Fun with Lazy Arrays: the LZ77 Algorithm

Publish date: Jun 18, 2009
Last updated: Jan 2, 2025

Tags:

This is my third post investigating compression techniques related to the DEFLATE algorithm: the first on run-length encoding, and the second on simple Huffman Coding. This post models the LZ77 algorithm, the second of the two compression strategies used by DEFLATE, and in the process explores some interesting properties of Haskell’s basic Arrays.

Implementation:

> module LZ77
>     where
  
we will use GHC's "basic non-strict arrays" for this
experiment:
  
> import Data.Array

and use Ints to store the length of the entire decoded
message (needed to create our array):
  
> type Length = Int
> type Offset = Int
  
in place of the length in the standard length-offset pair
I've decided to use an Int representing the index of the
last element in the span relative to the element at
offset. Thus the pair encoding a span of only one element,
two elements back would be (0,2), rather than the more
traditional (1,2).

This simply makes more sense to me, especially since I want
to be able to encoded reversed sequences, as you will see.

> type Index = Int
  
and a few simple dataypes for our uncompressed and
compressed data respectively:
  
> type Decoded a = Array Index a
>
> data Encoded a = Enc Length [ Either a (Index,Offset) ]
  
The decompress function works by traversing the encoded message,
keeping track of our array index position (since offsets are
relative to the current position), and building an Array lazily
from a list which we generate, in part by referencing elements
from the partially generated array itself.
  
So when we see a Right value we look up in the Array the elements
referenced by the length-offset, concat-ing that list with the
result of processing the rest of the encoded message.
  
If we hit [] in 'dec' we call an error because the stored value
for the length of the uncompressed message in the Encoded type
was longer than what the 'decompress' function could produce.

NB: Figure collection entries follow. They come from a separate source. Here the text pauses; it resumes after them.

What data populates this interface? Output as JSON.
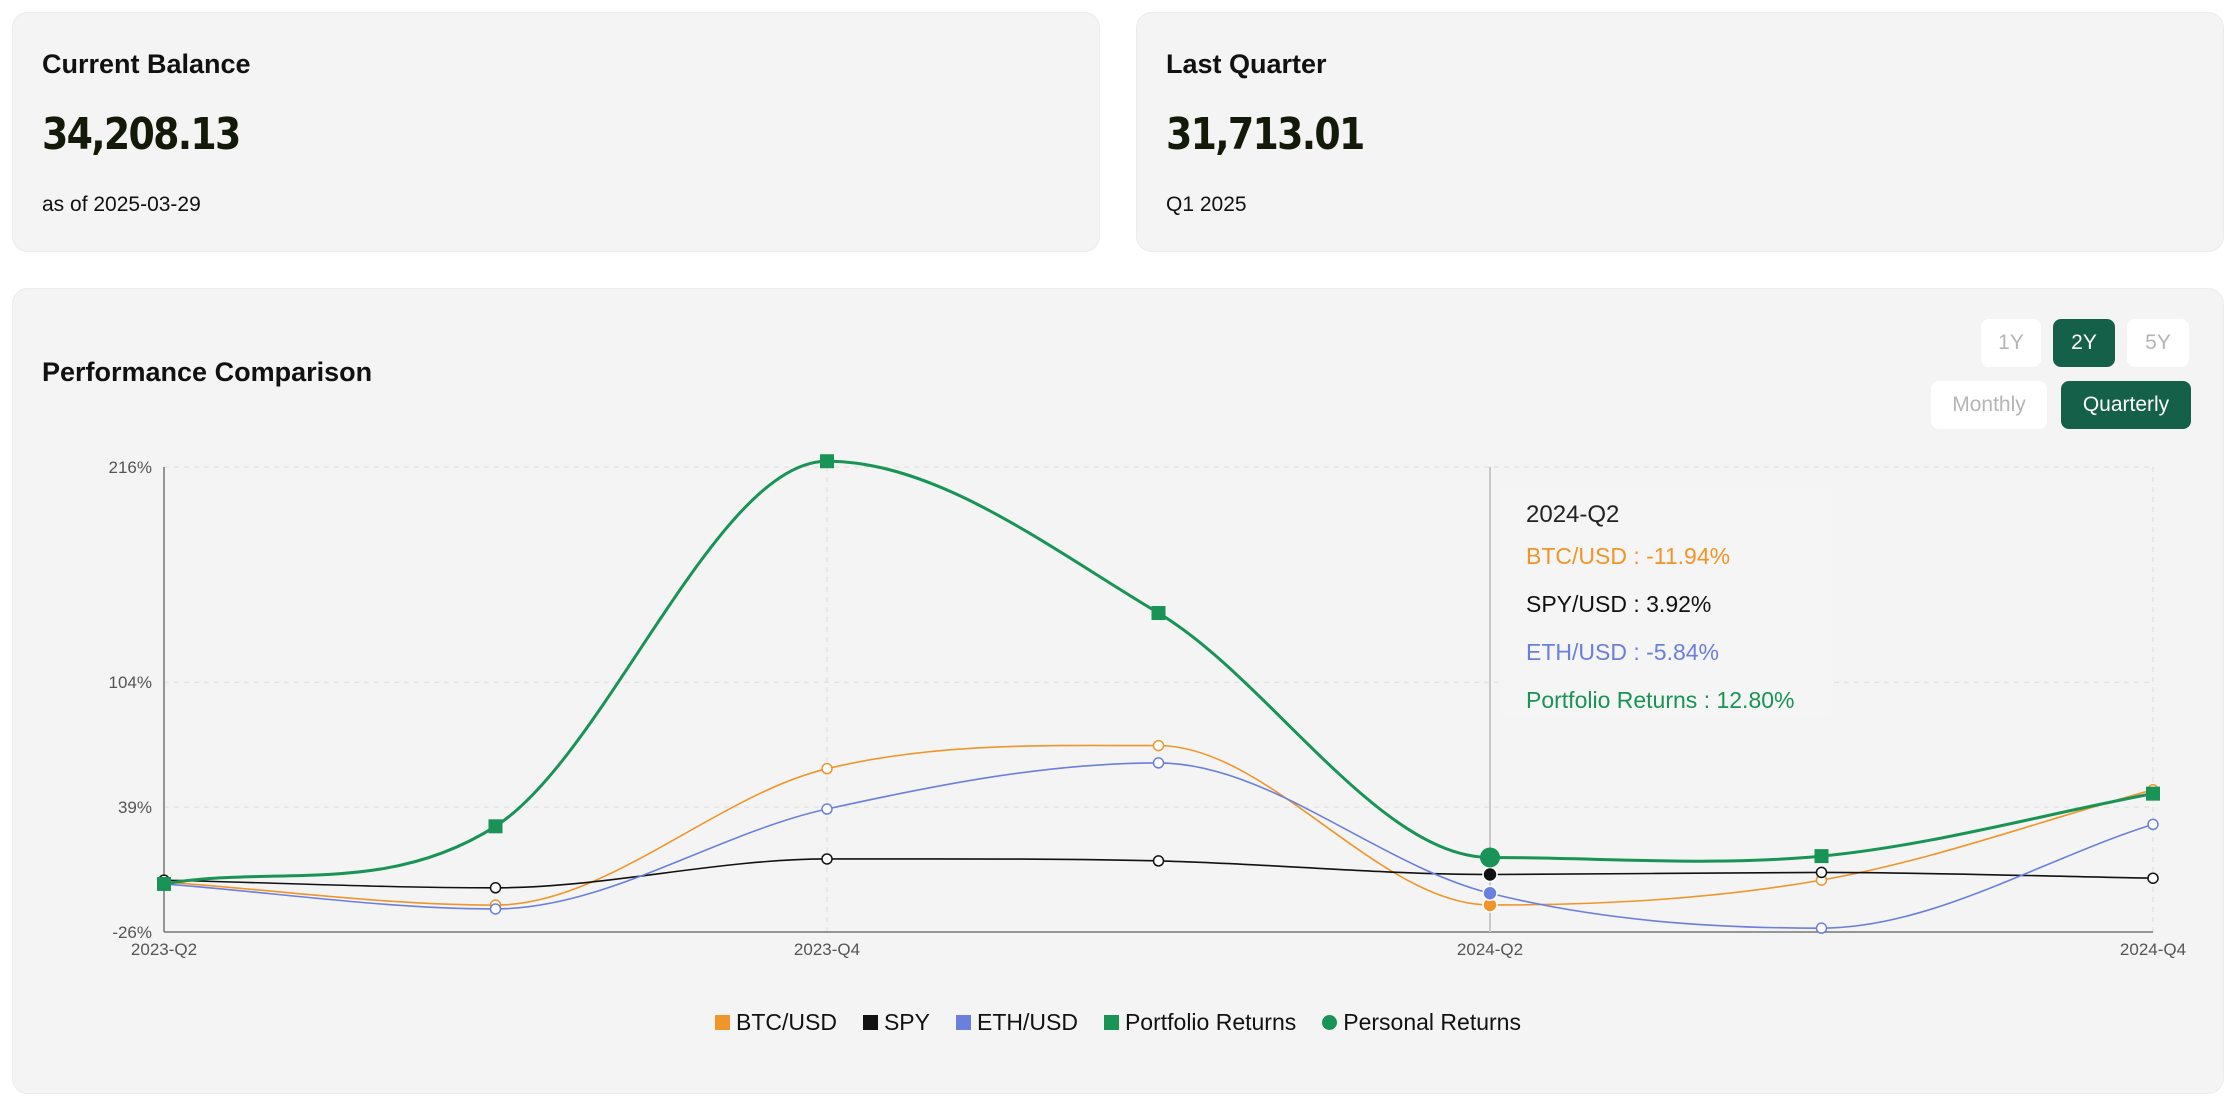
{
  "balance_card": {
    "title": "Current Balance",
    "value": "34,208.13",
    "subtitle": "as of 2025-03-29"
  },
  "quarter_card": {
    "title": "Last Quarter",
    "value": "31,713.01",
    "subtitle": "Q1 2025"
  },
  "chart_panel": {
    "title": "Performance Comparison",
    "range_buttons": [
      {
        "label": "1Y",
        "active": false
      },
      {
        "label": "2Y",
        "active": true
      },
      {
        "label": "5Y",
        "active": false
      }
    ],
    "interval_buttons": [
      {
        "label": "Monthly",
        "active": false
      },
      {
        "label": "Quarterly",
        "active": true
      }
    ]
  },
  "tooltip": {
    "title": "2024-Q2",
    "rows": [
      {
        "label": "BTC/USD : -11.94%",
        "color": "#f0952a"
      },
      {
        "label": "SPY/USD : 3.92%",
        "color": "#111111"
      },
      {
        "label": "ETH/USD : -5.84%",
        "color": "#6b7fdc"
      },
      {
        "label": "Portfolio Returns : 12.80%",
        "color": "#1a9356"
      }
    ]
  },
  "chart_data": {
    "type": "line",
    "title": "Performance Comparison",
    "x": [
      "2023-Q2",
      "2023-Q3",
      "2023-Q4",
      "2024-Q1",
      "2024-Q2",
      "2024-Q3",
      "2024-Q4"
    ],
    "x_tick_labels": [
      "2023-Q2",
      "2023-Q4",
      "2024-Q2",
      "2024-Q4"
    ],
    "y_ticks": [
      216,
      104,
      39,
      -26
    ],
    "y_tick_labels": [
      "216%",
      "104%",
      "39%",
      "-26%"
    ],
    "ylim": [
      -26,
      216
    ],
    "grid": true,
    "legend_position": "bottom",
    "highlight_x": "2024-Q2",
    "series": [
      {
        "name": "BTC/USD",
        "color": "#f0952a",
        "marker": "hollow-circle",
        "values": [
          0,
          -12,
          59,
          71,
          -11.94,
          1,
          48
        ]
      },
      {
        "name": "SPY",
        "color": "#111111",
        "marker": "hollow-circle",
        "values": [
          1,
          -3,
          12,
          11,
          3.92,
          5,
          2
        ]
      },
      {
        "name": "ETH/USD",
        "color": "#6b7fdc",
        "marker": "hollow-circle",
        "values": [
          -1,
          -14,
          38,
          62,
          -5.84,
          -24,
          30
        ]
      },
      {
        "name": "Portfolio Returns",
        "color": "#1a9356",
        "marker": "square",
        "values": [
          -1,
          29,
          219,
          140,
          12.8,
          13.5,
          46
        ]
      }
    ],
    "legend": [
      {
        "name": "BTC/USD",
        "color": "#f0952a",
        "shape": "square"
      },
      {
        "name": "SPY",
        "color": "#111111",
        "shape": "square"
      },
      {
        "name": "ETH/USD",
        "color": "#6b7fdc",
        "shape": "square"
      },
      {
        "name": "Portfolio Returns",
        "color": "#1a9356",
        "shape": "square"
      },
      {
        "name": "Personal Returns",
        "color": "#1a9356",
        "shape": "circle"
      }
    ]
  }
}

It's diffficult to describe, but I hope the code is clear:
  
> decompress :: Encoded a -> Decoded a
> decompress (Enc el es) = decoded
>     where decoded = listArray (0,el - 1) $ dec 0 es
>             dec _ [] = error "message is shorter than it should be"
>             dec n (Left x : xs) = x : dec (n+1) xs
>             dec n (Right (iRel,off) : xs) =
>                 let i1 = n - off
>                     i2 = (if iN > i1 then succ else pred) i1
>                     iN = i1 + iRel
>                  in [ decoded!i | i <- [i1, i2 .. iN] ] ++ dec (n + 1 + abs iRel) xs

Some interesting things about the code above:

we create an array from a list, which we build, in part, by looking up elements from the array we are in the process of building.
we can compress a sequence of symbols which were seen previously but in reverse order, simply by storing a negative relative index in the (relative_index,offset) tuple. So, the string… "her racecar returns to race" might compress to: {her race(-5,2)turns to(4,19)}. I’m not sure if this is useful in real compression, especially when it comes down to the binary encoding.
even more interesting, we can use this same decoder function to decompress data that matches a sequence in parts of the array we haven’t built yet! We simply use a negative offset in our tuple.

Examples and conclusion:

Point (3) may or may not be something like the LZ78 algorithm, which apparently works by encoding future data, but it is defintely a cool thing to be able to do with arrays:

> coolArray = listArray (0,4) [0, coolArray!4 - 3, 2, coolArray!1 + 2, 4]

Here’s an example with great compression where the relative index exceeds the offset:

> exceedsOffset = elems $ decompress $
>     Enc 25 [Left 'B', Left 'l', Left 'a', Left 'h', Left ' ',
>             Left 'b', Right (17,5), Left '!']

…and a code example for (2) above:

> reverseReference = elems $ decompress $
>     Enc 27 [Left 'h',Left 'e',Left 'r',Left ' ',Left 'r',
>             Left 'a',Left 'c',Left 'e',Right(-5,2),Left 't',
>             Left 'u',Left 'r',Left 'n',Left 's',Left ' ',
>             Left 't',Left 'o',Right(4,19)]

…and finally an example combining (2) and (3):

> reverseLookAhead = elems $ decompress $
>     Enc 5 [Left 1, Right (-1,-3), Left 3, Left 4]

I was surprised to discover these properties in Haskell’s lazy Arrays. hope they came as a surprise to a few others.